June 17, 2013—As educators are incorporating more technology in the classroom, the Department of Linguistics is starting a two-year study to explore the use of online lectures and exercises in introductory survey courses.

The study, funded by a grant from the university’s Initiative on Technology-Enhanced Learning, will focus on Introduction to Linguistics (LING-001). According to Associate Professor Jeffrey Connor-Linton, the introductory linguistics course is the department’s largest enrolling course and serves three distinct populations at Georgetown: linguistics majors, foreign language majors, and general social science students. “It seemed like this [course] was where we could have the most impact. But given that it is an introductory survey course, whatever we developed would have the biggest chance at general [application],” said Connor-Linton, who also serves the College’s senior associate dean for faculty and strategic planning.

Introduction to Linguistics serves approximately 225 students each year, with six or seven sections in the fall and three in the spring. The course is taught by a team of faculty and doctoral students who have completed the department’s teaching practicum. By helping to redesign the course, these doctoral students have the opportunity to investigate what future classrooms may look like. “We’ve had some really interesting conversations about what this means for the university as a physical institution, and what this means for the business model of the university,” he continued.

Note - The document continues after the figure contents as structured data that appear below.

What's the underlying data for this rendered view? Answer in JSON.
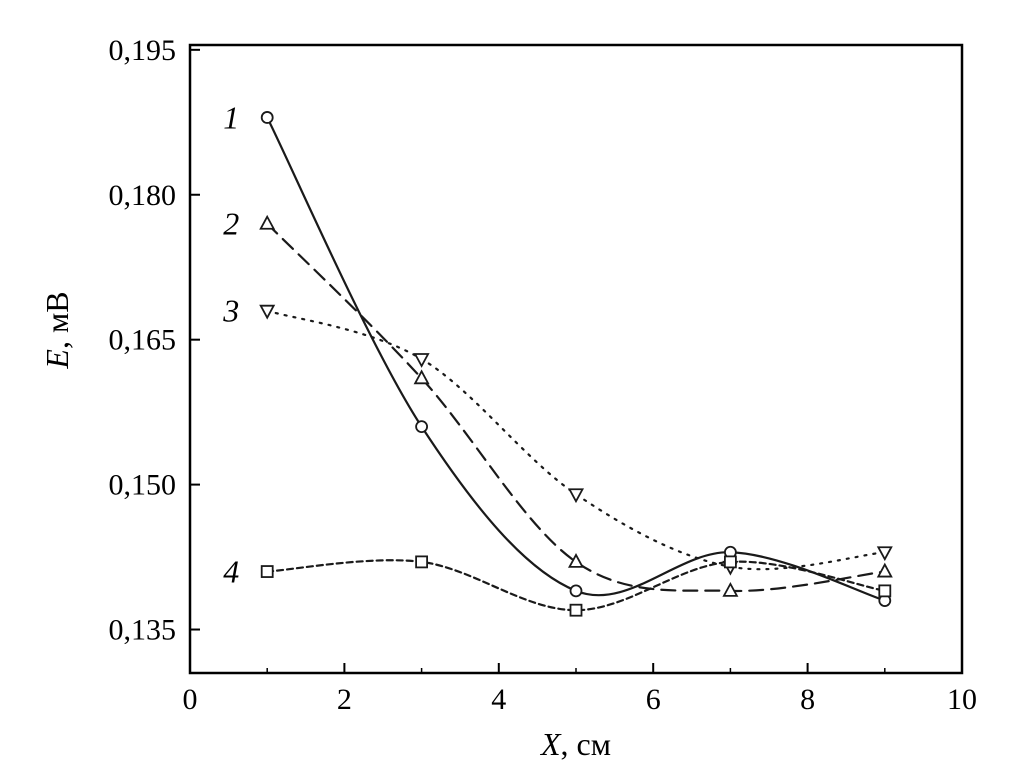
{
  "chart_data": {
    "type": "line",
    "title": "",
    "xlabel": {
      "var": "X",
      "unit": ", см"
    },
    "ylabel": {
      "var": "E",
      "unit": ", мВ"
    },
    "xlim": [
      0,
      10
    ],
    "ylim": [
      0.1305,
      0.1955
    ],
    "xticks": [
      "0",
      "2",
      "4",
      "6",
      "8",
      "10"
    ],
    "xtick_values": [
      0,
      2,
      4,
      6,
      8,
      10
    ],
    "yticks": [
      "0,135",
      "0,150",
      "0,165",
      "0,180",
      "0,195"
    ],
    "ytick_values": [
      0.135,
      0.15,
      0.165,
      0.18,
      0.195
    ],
    "grid": false,
    "x": [
      1,
      3,
      5,
      7,
      9
    ],
    "series": [
      {
        "name": "1",
        "marker": "circle",
        "line": "solid",
        "values": [
          0.188,
          0.156,
          0.139,
          0.143,
          0.138
        ]
      },
      {
        "name": "2",
        "marker": "triangle-up",
        "line": "dashed",
        "values": [
          0.177,
          0.161,
          0.142,
          0.139,
          0.141
        ]
      },
      {
        "name": "3",
        "marker": "triangle-down",
        "line": "dotted",
        "values": [
          0.168,
          0.163,
          0.149,
          0.1415,
          0.143
        ]
      },
      {
        "name": "4",
        "marker": "square",
        "line": "short-dash",
        "values": [
          0.141,
          0.142,
          0.137,
          0.142,
          0.139
        ]
      }
    ]
  }
}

The course will continue to meet three times a week. In addition to regularly assigned readings, students in some sections will watch two- to three-minute videos over the weekend. After each video lecture, students will complete exercises designed by department’s project team. Each exercise uses real data and leads students through a problem with “different levels of difficulty or support,” Connor-Linton explained. Eventually students are able to complete problems without any extra instruction from the computer software.

As students progress through the lectures and exercises, the computer software captures the students’ performance over the weekend. This information won’t be used for grades but to show professors the students’ comprehension of the material. “On Sunday night, the teacher can see how many clicks it took [students] to get through the exercises,” he said. “On Monday, you know what to re-teach or what went wrong.” This new system will free up an entire class period each week, allowing the linguistics faculty to develop more in-class activities for the course.

The linguistics department will also have the opportunity to explore ways to apply computer software to a broad course, which includes topics that do not always have one right answer. The department will start by restructuring the course material that is more conducive to right and wrong answers and therefore more easily assessed online. The team will then take the first year to decide how this software can be used in the classroom for topics where answers depend more on strong argumentation.

The linguistics department’s project will also serve as a two-year scientific study on using these tools in the classroom. During the study, the department will collect surveys from students, compare test scores and progress, and videotape classrooms to see how interaction between the students and professors changes. With two years of data, the department hopes to distribute their findings, a redesigned course structure, and software templates to other departments at Georgetown.

“We’re not interested in technology for technology’s sake, and we’re not interested in replacing teachers and classrooms. What we’re really interested in is finding that balance between the human and the technology.”